MP3 is a lossy compression method, and yet most people can't tell the difference with songs compressed with a good VBR / 256bit+ MP3 codec when compared to CD/WAV quality at a much larger file size.

Specs are important, but they don't always tell the whole story.


----------



## Curtis0620 (Apr 22, 2002)

E* dropping HD channels.
D* adding HD channels.

What else do you need to know. The choice is obvious.


----------



## Hoosier205 (Sep 3, 2007)

espaeth said:


> The (HD-Lite on Dish) vs (HD on DirecTV) argument is similar to the (WAV vs MP3) or (FLAC vs MP3) debate.
> 
> MP3 is a lossy compression method, and yet most people can't tell the difference with songs compressed with a good VBR / 256bit+ MP3 codec when compared to CD/WAV quality at a much larger file size.
> 
> Specs are important, but they don't always tell the whole story.


HD-Lite vs HD is the same as crap vs not crap.

The fact remains that Dish Network does not offer a single 1080i channel in its full resolution. You cannot alter both the resolution and the bitrate and expect positive results. Dish Network HD does not measure up. Most people agree and it is one of the many reasons why Dish recently even had trouble giving away their service for free. If you don't understand facts...you are beyond any assistance we can offer you here. If the performance of your display(s) and/or your physically ability to notice the differences in picture quality fail you, congratulations on being a loyal and satisfied Dish Network customer. Dish Network has obviously cornered the market on folks who prefer quantity over quality.

Uncompressed and/or Lossless is actually better than lossy by the way.


----------



## lparsons21 (Mar 4, 2006)

Curtis0620 said:


> E* dropping HD channels.
> D* adding HD channels.
> 
> What else do you need to know. The choice is obvious.


Yet D* has still not gotten up with what E* is offering in HD in the way of national channels.


----------



## sigma1914 (Sep 5, 2006)

lparsons21 said:


> Yet D* has still not gotten up with what E* is offering in HD in the way of national channels.


Yet Dish has still not gotten up with what Directv is offering in HD in the way of sports channels. Each provider has something the other doesn't.


----------



## Tulsacoker (Jun 1, 2010)

lparsons21 said:


> Yet D* has still not gotten up with what E* is offering in HD in the way of national channels.


Full time HD channel... Yes they have


----------



## espaeth (Oct 14, 2003)

Hoosier205 said:


> Dish Network HD does not measure up. Most people agree and it is one of the many reasons why Dish recently even had trouble giving away their service for free.


There are a number of reasons that Dish network is having trouble signing new subs, but HD quality is not one of them.
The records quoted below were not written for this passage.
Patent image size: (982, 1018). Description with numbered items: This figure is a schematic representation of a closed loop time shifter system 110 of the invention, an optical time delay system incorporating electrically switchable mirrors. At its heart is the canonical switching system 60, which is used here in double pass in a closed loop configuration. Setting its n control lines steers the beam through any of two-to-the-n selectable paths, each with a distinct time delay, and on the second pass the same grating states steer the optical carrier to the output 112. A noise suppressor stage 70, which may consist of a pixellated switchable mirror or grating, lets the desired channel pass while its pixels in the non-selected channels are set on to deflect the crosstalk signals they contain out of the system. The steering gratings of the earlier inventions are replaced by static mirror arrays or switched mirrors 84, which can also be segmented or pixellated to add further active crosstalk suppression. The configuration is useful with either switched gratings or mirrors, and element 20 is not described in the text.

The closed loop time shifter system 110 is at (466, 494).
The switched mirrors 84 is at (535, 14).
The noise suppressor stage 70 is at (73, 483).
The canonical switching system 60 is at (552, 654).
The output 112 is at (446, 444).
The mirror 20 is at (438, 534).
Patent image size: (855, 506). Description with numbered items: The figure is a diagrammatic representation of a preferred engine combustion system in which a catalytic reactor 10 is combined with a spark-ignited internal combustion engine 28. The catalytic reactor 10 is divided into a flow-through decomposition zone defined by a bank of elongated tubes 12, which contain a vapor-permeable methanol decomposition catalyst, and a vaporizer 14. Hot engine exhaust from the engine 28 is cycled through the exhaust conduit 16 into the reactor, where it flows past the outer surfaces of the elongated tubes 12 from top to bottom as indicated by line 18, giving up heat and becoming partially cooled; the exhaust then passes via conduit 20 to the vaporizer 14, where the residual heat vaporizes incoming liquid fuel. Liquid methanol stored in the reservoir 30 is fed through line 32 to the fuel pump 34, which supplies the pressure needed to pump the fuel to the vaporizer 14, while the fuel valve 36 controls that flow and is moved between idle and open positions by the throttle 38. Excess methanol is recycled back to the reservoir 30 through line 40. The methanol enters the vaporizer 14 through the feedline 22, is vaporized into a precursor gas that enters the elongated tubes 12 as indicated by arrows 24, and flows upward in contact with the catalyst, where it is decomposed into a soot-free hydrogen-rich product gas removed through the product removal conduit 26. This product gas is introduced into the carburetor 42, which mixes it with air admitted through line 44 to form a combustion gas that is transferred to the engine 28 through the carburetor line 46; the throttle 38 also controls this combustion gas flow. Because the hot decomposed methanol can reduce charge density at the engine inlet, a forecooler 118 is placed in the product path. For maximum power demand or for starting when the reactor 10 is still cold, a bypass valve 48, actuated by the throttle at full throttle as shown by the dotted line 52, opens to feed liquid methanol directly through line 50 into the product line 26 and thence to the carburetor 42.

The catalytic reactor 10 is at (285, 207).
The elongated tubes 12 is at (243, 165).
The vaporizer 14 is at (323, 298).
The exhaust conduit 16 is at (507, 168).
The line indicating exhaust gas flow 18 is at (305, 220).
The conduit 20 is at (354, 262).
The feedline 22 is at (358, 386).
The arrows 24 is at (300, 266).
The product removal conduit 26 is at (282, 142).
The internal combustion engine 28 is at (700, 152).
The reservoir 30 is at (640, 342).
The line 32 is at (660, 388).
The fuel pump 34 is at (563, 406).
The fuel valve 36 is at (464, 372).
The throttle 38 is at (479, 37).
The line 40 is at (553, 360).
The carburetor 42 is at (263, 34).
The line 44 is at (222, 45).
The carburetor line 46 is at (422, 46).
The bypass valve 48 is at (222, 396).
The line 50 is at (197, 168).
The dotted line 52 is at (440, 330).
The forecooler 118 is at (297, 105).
Most likely the biggest deterrents to Dish Network are their ridiculous multi-receiver fees, the lack of sports packages like MLB:EI and NFL:ST, and their inability to broadcast the full schedule of HD games on the RSNs.



Hoosier205 said:


> Uncompressed and/or Lossless is actually better than lossy by the way.


Tell that to all the folks who participated in the various double-blind listening tests and were unable to distinguish the difference. I'm not arguing that uncompressed isn't better, I'm arguing that that overwhelming majority of people are unable to discern enough of a difference to care.

If you're one of the folks that are hyper-sensitive to that sort of thing, my condolences to the great dissatisfaction you must face with life on a constant basis.


----------



## Hoosier205 (Sep 3, 2007)

espaeth said:


> There are a number of reasons that Dish network is having trouble signing new subs, but HD quality is not one of them.


Prove it.

You like HD-lite. You enjoy paying monthly for subpar picture quality. We get it. Troll on back over to the Dish Network threads and enjoy the rest of the day.


----------



## espaeth (Oct 14, 2003)

I like how you assume I'm not a DirecTV customer; an assumption that is incidentally not correct.

I just don't feel the need to felicitate DirecTV over trivial "advantages" that the average sub simply doesn't care about.


----------



## Hoosier205 (Sep 3, 2007)

espaeth said:


> I like how you assume I'm not a DirecTV customer; an assumption that is incidentally not correct.
> 
> I just don't feel the need to felicitate DirecTV over trivial "advantages" that the average sub simply doesn't care about.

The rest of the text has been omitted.